We have constructed a very simplified and restricted two-seller economy in which the instantaneous utilities of the two sellers are given either by the price-quality model of (Sairamesh and Kephart, 1998), or by the of the information-filtering model of (Kephart et al., 1998). In both models, cyclic price wars are obtained when the sellers myopically optimize their instantaneous utilities without regard to longer-term impact of their pricing policies. By limiting the system to two sellers with fixed product differentiation (i.e. quality or information category), and by modeling the consumers as giving instantaneous, deterministic responses to the current prices of the two sellers, we have essentially created a two-player, alternating-turn, arbitrary-sum Markov game. In this game, both the state-space transitions and the rewards at each time step are deterministic; furthermore, the state space is fully observable and the exact utility functions for both players are known by each player. Finally, the discretization of the seller prices implies that lookup table representation of the utilities and optimal prices are feasible.
Under the above conditions, we have developed two types of procedures for progressively calculating optimal price tables based on n-step lookahead. Our main finding is that, at least for the two specific models studied here, it was possible to significantly ameliorate the myopic price-war dynamics without resorting to deep searches. In both models, utilizing lookahead depths as small as n = 2 was sufficient in at least some cases to damp out or eliminate price wars. These results confirmed our intuition that the ability to anticipate retaliatory responses can be an important mechanism in avoiding price wars, and provide some degree of hope that similar findings might be obtained in more realistic scenarios of larger numbers of agents, and less than perfect information available to the agents. (If foresight-based algorithms turned out not to work in the simplest case, there would be no reason to expect them to work in more realistic cases.) It will be of great interest to understand the conditions under which this will be the case, and when mutual prediction of any depth will have little or no impact on systemic price wars, or possibly even make them worse.
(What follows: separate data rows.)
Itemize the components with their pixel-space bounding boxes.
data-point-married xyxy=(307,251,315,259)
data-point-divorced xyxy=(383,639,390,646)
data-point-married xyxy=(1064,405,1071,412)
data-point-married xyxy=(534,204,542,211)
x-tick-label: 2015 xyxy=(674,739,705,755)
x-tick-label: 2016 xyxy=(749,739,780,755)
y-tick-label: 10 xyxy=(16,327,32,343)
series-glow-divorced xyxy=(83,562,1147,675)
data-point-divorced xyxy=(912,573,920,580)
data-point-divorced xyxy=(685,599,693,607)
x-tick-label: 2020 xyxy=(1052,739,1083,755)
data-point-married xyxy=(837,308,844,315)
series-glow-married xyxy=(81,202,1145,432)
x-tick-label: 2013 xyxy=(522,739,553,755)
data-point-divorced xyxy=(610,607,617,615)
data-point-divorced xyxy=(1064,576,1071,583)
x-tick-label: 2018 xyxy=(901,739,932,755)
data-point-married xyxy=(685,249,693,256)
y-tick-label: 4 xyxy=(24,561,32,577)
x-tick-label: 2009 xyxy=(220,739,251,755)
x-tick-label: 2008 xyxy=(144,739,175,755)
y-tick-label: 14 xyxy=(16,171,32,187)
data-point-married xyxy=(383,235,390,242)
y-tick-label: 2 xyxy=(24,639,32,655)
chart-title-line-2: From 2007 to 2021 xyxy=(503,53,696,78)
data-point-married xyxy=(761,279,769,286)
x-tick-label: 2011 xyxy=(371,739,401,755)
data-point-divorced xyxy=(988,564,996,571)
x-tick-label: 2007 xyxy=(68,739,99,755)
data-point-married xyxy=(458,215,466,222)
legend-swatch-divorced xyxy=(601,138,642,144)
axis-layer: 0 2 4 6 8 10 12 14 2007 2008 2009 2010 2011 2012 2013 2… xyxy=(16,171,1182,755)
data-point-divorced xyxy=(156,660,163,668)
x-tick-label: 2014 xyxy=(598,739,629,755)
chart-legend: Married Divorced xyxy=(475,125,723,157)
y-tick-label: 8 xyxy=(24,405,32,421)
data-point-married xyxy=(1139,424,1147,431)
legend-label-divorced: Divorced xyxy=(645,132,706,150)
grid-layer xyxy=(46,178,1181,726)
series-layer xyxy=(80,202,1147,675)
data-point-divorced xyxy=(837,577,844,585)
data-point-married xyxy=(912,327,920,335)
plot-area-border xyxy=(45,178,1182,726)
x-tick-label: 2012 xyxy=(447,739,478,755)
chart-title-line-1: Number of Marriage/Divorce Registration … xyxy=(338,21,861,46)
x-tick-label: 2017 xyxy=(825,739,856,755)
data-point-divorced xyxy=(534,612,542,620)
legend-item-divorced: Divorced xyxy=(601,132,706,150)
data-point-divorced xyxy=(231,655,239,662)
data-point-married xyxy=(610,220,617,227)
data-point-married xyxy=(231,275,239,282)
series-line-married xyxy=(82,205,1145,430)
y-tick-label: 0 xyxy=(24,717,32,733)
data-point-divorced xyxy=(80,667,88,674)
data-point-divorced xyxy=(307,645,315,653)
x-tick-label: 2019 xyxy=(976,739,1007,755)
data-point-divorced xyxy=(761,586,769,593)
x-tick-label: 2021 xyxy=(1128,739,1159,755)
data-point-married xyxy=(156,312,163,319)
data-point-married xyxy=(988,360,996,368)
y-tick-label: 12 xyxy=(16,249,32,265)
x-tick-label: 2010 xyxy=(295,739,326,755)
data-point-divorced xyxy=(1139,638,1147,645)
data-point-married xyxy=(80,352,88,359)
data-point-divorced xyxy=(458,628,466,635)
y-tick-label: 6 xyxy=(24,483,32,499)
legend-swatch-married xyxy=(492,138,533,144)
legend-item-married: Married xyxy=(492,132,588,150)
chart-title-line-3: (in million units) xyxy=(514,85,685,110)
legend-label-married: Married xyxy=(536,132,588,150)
Within the context of our current simulations, one important area of ongoing and future research is further elaborating the conditions under which the proposed algorithms converge to invariant optimal price curves. Several important challenges will also be faced in extending the algorithms for agent foresight to larger-scale, more realistic simulations. In the work reported here, the state space was small and perfectly known, so that one could hope to develop an algorithm that could calculate in advance something like a game-theoretic optimal pricing algorithm for each agent. When there are a large number of sellers in the simulation, the seller utilities and pricing functions will have such high input dimensionality that it will be infeasible to use lookup table state-space representations, and most likely some sort of compact representation combined with a function approximation scheme will be necessary. Furthermore, with many sellers, the concept of sellers taking turns adjusting their prices in a well-defined order becomes problematic. This could lead to an additional combinatorial explosion, if the lookahead procedure has to anticipate all possible orderings of opponent responses. Finally, although the sellers may know quite a lot about the other sellers' costs and rewards, it seems unrealistic to hope that sellers could have full knowledge of the other sellers' utility functions.
A further set of issues that would be of interest to address has to do with what agents might do when they observe that the actual behavior of other agents does not match with predicted behavior. One could argue that this might not be of paramount importance. As long as the predicted behaviors lead to the elimination of price wars, perhaps any further refinement in prediction accuracy would not lead to significantly increased rewards. Nevertheless, if one observes other agents behaving in a way that one believes to be suboptimal, it might be worth investigating whether such apparent suboptimal behavior might possibly be exploited by some sort of inductive modification of the agent's predictions. A number of important theoretical challenges must be faced in trying to develop such algorithms. First, there is the issue of generalization: given that we have observed the opponent behaving in a certain way at one point in state space, what can we then infer about how that opponent will behave in other parts of the state space? Second, there is the issue of exploration: it may be necessary for the agent to make suboptimal moves in order to reach new areas of state space, simply to gather more information about the opponents' behaviors and strategies. Third, there are additional challenges if one believes that the opponents' strategies are non-stationary; this is presumably much more difficult than modeling a fixed strategy. Finally, there are a host of gamemanship-type issues that could arise; for example, if we observe an opponent behaving suboptimally, it may be a trick -- the opponent may be trying to lead us to develop an incorrect model which can then be exploited at later times.